Joey Von Nessen, a research economist at the University of South Carolina, said the unemployment picture in South Carolina is a "double-edged sword" right now.
The number of new layoffs in South Carolina continues to decline. But the number of people using up their 20 weeks of state unemployment eligibility shows that many workers who were laid off in the spring don't have jobs to return to.
The long-term unemployment numbers in South Carolina fit with the larger economic trends nationwide.
Federal survey results from September estimated there were 2.4 million Americans who had been unemployed for more than 27 weeks, making them what economists classify as the "long-term unemployed." Their numbers are growing quickly as the country struggles to recoup the number of jobs it had in January and February.
Earlier this year, many South Carolina officials suggested people were not returning to work because the federal government was chipping in an extra $600 per week for every person receiving unemployment assistance. That extra money ran out in July.
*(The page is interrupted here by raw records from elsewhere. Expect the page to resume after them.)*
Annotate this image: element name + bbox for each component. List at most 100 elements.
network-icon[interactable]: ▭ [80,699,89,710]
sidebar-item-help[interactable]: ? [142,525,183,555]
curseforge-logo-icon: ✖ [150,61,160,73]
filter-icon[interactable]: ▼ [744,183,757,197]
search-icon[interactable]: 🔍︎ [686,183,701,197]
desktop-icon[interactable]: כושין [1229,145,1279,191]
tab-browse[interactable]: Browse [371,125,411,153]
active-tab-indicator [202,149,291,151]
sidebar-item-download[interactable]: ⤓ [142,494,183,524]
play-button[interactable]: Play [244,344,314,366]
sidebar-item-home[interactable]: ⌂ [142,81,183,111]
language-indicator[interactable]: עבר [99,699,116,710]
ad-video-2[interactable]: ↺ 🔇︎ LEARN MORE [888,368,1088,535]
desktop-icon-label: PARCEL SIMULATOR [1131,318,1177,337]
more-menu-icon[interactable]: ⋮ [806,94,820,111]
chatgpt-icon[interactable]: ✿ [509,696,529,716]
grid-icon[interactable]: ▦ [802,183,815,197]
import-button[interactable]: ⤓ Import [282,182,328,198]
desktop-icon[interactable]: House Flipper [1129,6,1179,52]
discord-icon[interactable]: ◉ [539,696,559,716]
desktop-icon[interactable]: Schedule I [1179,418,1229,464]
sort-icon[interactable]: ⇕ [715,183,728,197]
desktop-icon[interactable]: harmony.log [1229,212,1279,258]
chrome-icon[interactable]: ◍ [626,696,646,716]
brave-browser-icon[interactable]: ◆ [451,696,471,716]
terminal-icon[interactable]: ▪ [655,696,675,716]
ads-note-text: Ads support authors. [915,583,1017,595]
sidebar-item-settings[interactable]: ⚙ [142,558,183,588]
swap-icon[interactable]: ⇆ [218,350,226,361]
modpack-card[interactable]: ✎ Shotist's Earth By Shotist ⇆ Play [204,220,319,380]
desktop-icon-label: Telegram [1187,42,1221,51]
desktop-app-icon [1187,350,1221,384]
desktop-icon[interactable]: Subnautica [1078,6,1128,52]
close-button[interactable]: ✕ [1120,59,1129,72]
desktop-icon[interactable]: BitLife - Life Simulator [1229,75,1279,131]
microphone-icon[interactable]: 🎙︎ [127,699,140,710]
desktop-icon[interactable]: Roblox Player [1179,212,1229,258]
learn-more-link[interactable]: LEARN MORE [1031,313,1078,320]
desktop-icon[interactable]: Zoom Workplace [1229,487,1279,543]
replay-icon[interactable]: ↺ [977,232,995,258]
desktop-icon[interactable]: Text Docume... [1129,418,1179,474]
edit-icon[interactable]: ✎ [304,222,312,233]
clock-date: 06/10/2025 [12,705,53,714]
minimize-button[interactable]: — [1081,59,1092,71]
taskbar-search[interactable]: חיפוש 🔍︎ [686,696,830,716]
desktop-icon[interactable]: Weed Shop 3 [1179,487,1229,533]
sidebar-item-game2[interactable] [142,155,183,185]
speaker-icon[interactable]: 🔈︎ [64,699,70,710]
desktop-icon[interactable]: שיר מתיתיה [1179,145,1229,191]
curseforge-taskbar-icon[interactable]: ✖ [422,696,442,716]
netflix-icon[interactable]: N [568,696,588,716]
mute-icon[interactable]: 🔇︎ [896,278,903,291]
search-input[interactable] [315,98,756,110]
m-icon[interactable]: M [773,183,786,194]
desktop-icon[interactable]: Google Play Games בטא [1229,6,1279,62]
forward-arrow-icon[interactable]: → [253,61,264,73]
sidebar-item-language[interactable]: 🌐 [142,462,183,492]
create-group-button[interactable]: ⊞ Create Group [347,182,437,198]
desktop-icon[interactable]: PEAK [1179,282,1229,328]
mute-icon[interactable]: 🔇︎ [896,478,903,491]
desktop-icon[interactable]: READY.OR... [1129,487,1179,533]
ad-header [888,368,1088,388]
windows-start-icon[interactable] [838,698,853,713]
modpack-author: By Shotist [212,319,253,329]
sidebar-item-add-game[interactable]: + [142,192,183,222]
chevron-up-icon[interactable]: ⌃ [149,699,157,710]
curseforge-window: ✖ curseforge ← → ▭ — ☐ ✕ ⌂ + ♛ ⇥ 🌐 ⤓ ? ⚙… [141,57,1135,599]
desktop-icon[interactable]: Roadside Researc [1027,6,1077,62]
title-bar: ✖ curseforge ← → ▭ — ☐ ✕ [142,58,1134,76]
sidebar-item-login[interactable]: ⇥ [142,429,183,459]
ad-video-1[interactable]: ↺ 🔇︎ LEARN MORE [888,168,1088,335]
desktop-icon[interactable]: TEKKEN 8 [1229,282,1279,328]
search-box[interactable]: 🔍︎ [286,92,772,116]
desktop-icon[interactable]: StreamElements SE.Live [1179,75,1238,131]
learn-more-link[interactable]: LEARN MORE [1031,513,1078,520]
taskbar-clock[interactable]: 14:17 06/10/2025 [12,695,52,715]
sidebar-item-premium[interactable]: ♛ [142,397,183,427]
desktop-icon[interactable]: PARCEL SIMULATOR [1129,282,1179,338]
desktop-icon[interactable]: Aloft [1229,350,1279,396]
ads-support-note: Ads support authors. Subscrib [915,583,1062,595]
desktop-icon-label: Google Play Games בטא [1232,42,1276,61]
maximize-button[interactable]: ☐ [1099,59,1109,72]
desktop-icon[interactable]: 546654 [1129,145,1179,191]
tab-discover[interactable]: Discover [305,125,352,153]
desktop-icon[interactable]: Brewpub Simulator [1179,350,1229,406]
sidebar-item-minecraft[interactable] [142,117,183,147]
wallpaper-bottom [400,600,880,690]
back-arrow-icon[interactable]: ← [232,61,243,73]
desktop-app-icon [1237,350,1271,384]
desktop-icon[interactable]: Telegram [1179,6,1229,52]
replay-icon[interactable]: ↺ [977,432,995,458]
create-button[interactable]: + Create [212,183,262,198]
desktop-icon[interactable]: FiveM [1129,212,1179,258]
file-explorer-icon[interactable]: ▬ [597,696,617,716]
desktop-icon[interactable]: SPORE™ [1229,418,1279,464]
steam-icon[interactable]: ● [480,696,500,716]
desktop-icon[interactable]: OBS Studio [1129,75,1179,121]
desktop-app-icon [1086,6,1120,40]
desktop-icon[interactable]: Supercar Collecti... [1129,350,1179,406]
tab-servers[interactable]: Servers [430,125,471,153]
Since then, the number of people claiming some form of unemployment aid has declined slightly. But there were still more than 200,000 people trying to collect either state or federal benefits in early October.
The most recent employment survey estimated there are still 65,000 fewer people employed in South Carolina in September than there were in March.
Anyone receiving payments through the state or federal unemployment programs now is living on $326 per week, or less, depending on what they earned before they lost their job.